Implications of mandatory influenza vaccination policies for health care workers needs to be understood by employees planning to implement the same, reveals an analysis published in CMAJ (Canadian Medical Association Journal).
Vaccination rates among health care workers are less than 50%, well below the level necessary for herd immunity. Evidence indicates that vaccination of health care workers can benefit patient health, leading to a move by many to consider mandatory influenza vaccination as a condition of employment or to require employees to wear a mask during influenza season. Many health care workers favour condition-of-service influenza vaccination policies.
However, in Canada, condition-of-service policies must comply with employment law, provincial human rights codes and the Canadian Charter of Rights and Freedoms. Condition-of-service policies that apply to unionized employees must be consistent with collective labour agreements, and vaccination policies should allow exemptions for religious beliefs and practices.
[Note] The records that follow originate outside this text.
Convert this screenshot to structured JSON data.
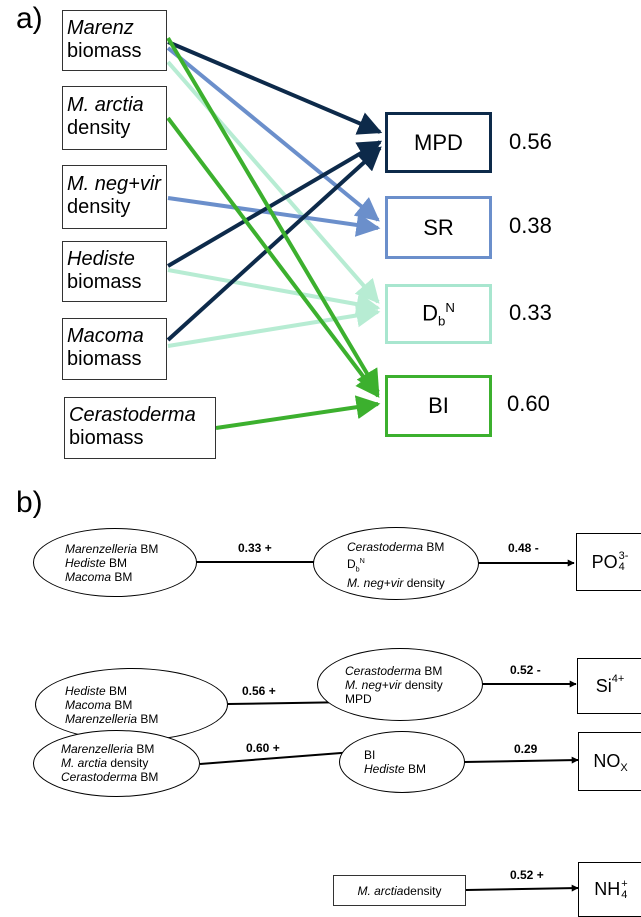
{
  "panel_a": {
    "label": "a)",
    "predictors": [
      {
        "name": "Marenz",
        "qualifier": "biomass"
      },
      {
        "name": "M. arctia",
        "qualifier": "density"
      },
      {
        "name": "M. neg+vir",
        "qualifier": "density"
      },
      {
        "name": "Hediste",
        "qualifier": "biomass"
      },
      {
        "name": "Macoma",
        "qualifier": "biomass"
      },
      {
        "name": "Cerastoderma",
        "qualifier": "biomass"
      }
    ],
    "responses": [
      {
        "label": "MPD",
        "r2": "0.56",
        "color": "#0d2a4a"
      },
      {
        "label": "SR",
        "r2": "0.38",
        "color": "#6b8fcb"
      },
      {
        "label": "D",
        "sub": "b",
        "sup": "N",
        "r2": "0.33",
        "color": "#a8e6cf"
      },
      {
        "label": "BI",
        "r2": "0.60",
        "color": "#3cb02e"
      }
    ]
  },
  "panel_b": {
    "label": "b)",
    "rows": [
      {
        "left": [
          {
            "i": "Marenzelleria",
            "t": " BM"
          },
          {
            "i": "Hediste",
            "t": " BM"
          },
          {
            "i": "Macoma",
            "t": " BM"
          }
        ],
        "coef1": "0.33 +",
        "mid": {
          "l1i": "Cerastoderma",
          "l1t": " BM",
          "l2": "D",
          "l2sub": "b",
          "l2sup": "N",
          "l3i": "M. neg+vir",
          "l3t": " density"
        },
        "coef2": "0.48 -",
        "target": {
          "main": "PO",
          "sub": "4",
          "sup": "3-"
        }
      },
      {
        "left": [
          {
            "i": "Hediste",
            "t": " BM"
          },
          {
            "i": "Macoma",
            "t": " BM"
          },
          {
            "i": "Marenzelleria",
            "t": " BM"
          }
        ],
        "coef1": "0.56 +",
        "mid": {
          "l1i": "Cerastoderma",
          "l1t": " BM",
          "l2i": "M. neg+vir",
          "l2t": " density",
          "l3": "MPD"
        },
        "coef2": "0.52 -",
        "target": {
          "main": "Si",
          "sup": "4+"
        }
      },
      {
        "left": [
          {
            "i": "Marenzelleria",
            "t": " BM"
          },
          {
            "i": "M. arctia",
            "t": " density"
          },
          {
            "i": "Cerastoderma",
            "t": " BM"
          }
        ],
        "coef1": "0.60 +",
        "mid": {
          "l1": "BI",
          "l2i": "Hediste",
          "l2t": " BM"
        },
        "coef2": "0.29",
        "target": {
          "main": "NO",
          "sub": "X"
        }
      },
      {
        "box": {
          "i": "M. arctia",
          "t": " density"
        },
        "coef": "0.52 +",
        "target": {
          "main": "NH",
          "sub": "4",
          "sup": "+"
        }
      }
    ]
  }
}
"With respect to the rights to liberty and security, vaccinate-or-mask policies have been found not to violate liberty or security rights, because the vaccine is not mandatory and masks are insufficiently invasive to violate these rights," states Dr. Allison McGeer, Mount Sinai Hospital, Toronto, Ontario, with coauthors.
Most legal cases around vaccination policies have weighed in favour of patient safety.
"Vaccinate-or-mask policies for influenza vaccination in health care organizations result in substantial increases in the vaccination rates among health care workers, are supported by most health care workers and, based on decisions to date, are likely to be found in compliance with Canadian law. Physicians and employers should work together to find the best means to improve vaccination rates and protect both patients and providers from influenza," conclude the authors.